I guess it may depend on what the question is. There are many blogs/articles about workplace “happiness”, it seems to be the new buzz word. While I agree we certainly shouldn’t dread going to work or be miserable with our lives, I wonder, is happiness really the only answer?
Studies show that 52.3% of Americans are unhappy in their work, (source: http://www.forbes.com/sites/susanadams/2014/06/20/most-americans-are-unhappy-at-work/#27dc914b5862) and the impact that is having on productivity, with days off sick and poor staff retention. There are many reasons it would seem for us as Leaders to focus more effort on making our teams happier. But what does this really mean? Should we be having dress-down days, come to work in your jeans and be happy? Should we be handing out cakes, chocolates and wearing party hats? Does that really make us happy? Maybe yes, for that moment, but what happens when the party is over, back to work, with a hangover of the highs and lows of too much sugar and caffeine, back to the daily grind.
No, I think we should define what we mean by employee happiness. It’s a lot like Motivation factors; different for different people. Some are motivated by the stick, others the carrot, some by support, others by challenge, are you an X or Y motivational manager? Consider Herzbergs Motivation factors, where he lists factors of satisfaction and dissatisfaction.
Quite honestly I look at these and think, all those areas of satisfaction would make me happier, being recognised for a good job, given the opportunities to grow and develop, having a sense of belonging and achievement. Along with the factors of dissatisfaction, poor working conditions, not being paid what you deserved, feeling at risk, would definitely make me unhappy.
So maybe the question isn’t about happiness, it could be about how we motivate our teams and keep them engaged. Are we rewarding them? Not just in monetary terms, although our Psychological need of having enough money for food and warmth is our primary need - according to Maslow - but in terms of perceived fairness (that’s another topic), being treated with respect and consideration. Isn’t this what makes us happy?

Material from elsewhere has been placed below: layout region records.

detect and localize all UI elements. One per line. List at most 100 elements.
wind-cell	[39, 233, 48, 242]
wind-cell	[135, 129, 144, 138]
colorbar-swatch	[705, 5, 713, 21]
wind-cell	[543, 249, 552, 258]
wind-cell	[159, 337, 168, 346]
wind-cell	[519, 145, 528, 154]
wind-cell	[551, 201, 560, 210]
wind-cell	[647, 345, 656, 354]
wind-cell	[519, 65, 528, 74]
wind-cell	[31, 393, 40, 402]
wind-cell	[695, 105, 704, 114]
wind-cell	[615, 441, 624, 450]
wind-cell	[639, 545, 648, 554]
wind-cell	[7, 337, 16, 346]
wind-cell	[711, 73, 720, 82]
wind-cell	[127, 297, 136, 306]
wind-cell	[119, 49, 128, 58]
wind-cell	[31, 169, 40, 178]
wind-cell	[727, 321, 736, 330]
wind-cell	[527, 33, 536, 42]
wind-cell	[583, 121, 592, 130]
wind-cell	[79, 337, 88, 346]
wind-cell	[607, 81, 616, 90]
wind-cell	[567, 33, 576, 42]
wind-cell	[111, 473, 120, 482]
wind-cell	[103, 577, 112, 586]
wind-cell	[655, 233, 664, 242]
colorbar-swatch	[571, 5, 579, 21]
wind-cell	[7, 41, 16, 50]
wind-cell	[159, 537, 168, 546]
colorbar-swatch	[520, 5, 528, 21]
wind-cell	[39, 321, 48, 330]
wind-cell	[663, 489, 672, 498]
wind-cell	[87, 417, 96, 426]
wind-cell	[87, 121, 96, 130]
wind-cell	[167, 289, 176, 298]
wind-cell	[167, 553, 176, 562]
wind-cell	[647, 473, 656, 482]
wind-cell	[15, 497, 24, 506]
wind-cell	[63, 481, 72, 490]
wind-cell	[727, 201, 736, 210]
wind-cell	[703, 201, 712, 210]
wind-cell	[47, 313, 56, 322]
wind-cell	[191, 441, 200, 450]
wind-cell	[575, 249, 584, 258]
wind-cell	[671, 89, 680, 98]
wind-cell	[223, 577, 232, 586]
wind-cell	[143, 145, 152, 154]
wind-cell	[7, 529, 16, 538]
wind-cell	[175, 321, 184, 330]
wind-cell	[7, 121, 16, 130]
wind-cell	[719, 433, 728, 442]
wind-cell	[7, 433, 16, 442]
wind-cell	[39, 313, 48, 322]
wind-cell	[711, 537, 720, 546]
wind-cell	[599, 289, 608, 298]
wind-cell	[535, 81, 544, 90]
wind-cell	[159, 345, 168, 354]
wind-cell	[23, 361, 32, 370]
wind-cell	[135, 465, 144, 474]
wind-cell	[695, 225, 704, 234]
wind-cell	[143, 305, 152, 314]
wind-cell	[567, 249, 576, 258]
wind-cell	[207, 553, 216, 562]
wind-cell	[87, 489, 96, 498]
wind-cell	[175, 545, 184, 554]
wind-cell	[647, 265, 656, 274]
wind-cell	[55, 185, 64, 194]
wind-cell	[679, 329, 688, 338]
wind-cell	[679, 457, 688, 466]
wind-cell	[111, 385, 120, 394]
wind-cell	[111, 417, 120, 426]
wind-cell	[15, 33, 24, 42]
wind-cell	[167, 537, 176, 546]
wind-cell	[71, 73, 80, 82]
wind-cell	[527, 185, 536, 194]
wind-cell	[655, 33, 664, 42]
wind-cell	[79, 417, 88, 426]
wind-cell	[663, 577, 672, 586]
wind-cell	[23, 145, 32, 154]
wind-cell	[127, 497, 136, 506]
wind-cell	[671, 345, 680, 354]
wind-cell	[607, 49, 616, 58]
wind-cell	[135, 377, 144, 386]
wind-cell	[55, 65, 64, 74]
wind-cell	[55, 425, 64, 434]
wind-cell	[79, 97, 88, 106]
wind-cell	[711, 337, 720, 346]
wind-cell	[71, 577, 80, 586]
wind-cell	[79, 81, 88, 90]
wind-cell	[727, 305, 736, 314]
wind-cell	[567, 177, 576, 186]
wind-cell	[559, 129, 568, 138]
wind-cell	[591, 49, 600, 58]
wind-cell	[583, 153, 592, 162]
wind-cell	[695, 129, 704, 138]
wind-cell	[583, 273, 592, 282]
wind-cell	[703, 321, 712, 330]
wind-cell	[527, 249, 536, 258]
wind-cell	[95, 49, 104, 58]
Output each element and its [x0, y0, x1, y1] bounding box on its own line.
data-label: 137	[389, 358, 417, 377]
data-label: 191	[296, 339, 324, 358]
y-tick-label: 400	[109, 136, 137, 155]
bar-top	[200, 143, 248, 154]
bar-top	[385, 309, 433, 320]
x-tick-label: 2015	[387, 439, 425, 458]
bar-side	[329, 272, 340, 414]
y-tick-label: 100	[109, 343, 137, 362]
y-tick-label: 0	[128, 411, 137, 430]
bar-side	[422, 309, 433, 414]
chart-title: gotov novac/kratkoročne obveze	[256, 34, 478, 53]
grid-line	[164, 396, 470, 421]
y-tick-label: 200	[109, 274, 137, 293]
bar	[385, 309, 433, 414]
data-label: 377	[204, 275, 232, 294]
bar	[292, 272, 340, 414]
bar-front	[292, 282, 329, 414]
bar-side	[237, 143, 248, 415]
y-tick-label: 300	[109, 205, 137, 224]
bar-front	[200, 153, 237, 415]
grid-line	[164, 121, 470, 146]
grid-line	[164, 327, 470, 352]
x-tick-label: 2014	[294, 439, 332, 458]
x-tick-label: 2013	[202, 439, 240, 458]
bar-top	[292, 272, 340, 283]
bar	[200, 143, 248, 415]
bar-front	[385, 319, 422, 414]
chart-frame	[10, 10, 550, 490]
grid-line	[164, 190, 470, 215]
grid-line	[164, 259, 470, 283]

There is another school of thought that if we are always happy and secure, there will never be any growth. Can you image if we were all so happy with the latest iPhone, that Apple gave up making newer and better ones? Or even more seriously, if we accepted that diseases like cancer were part of life and didn’t fight it. As a species we are driven by the desire to stand up and say “No this is not acceptable, I am not happy about this and therefore I will do something to change it”.
And as a parent, of course I want my children to be happy, but to be honest if I just let them do what makes them happy, my 9 year old wouldn’t be getting up for school in the morning and my 18 year old wouldn’t be doing the dishes.
So let’s not get too hung up on being “happy”, let's think more about what makes us thrive, what makes us stronger, better and engaged in our lives and all the happiness that brings.
I would like to say, happiness is not the answer, but it could be the question.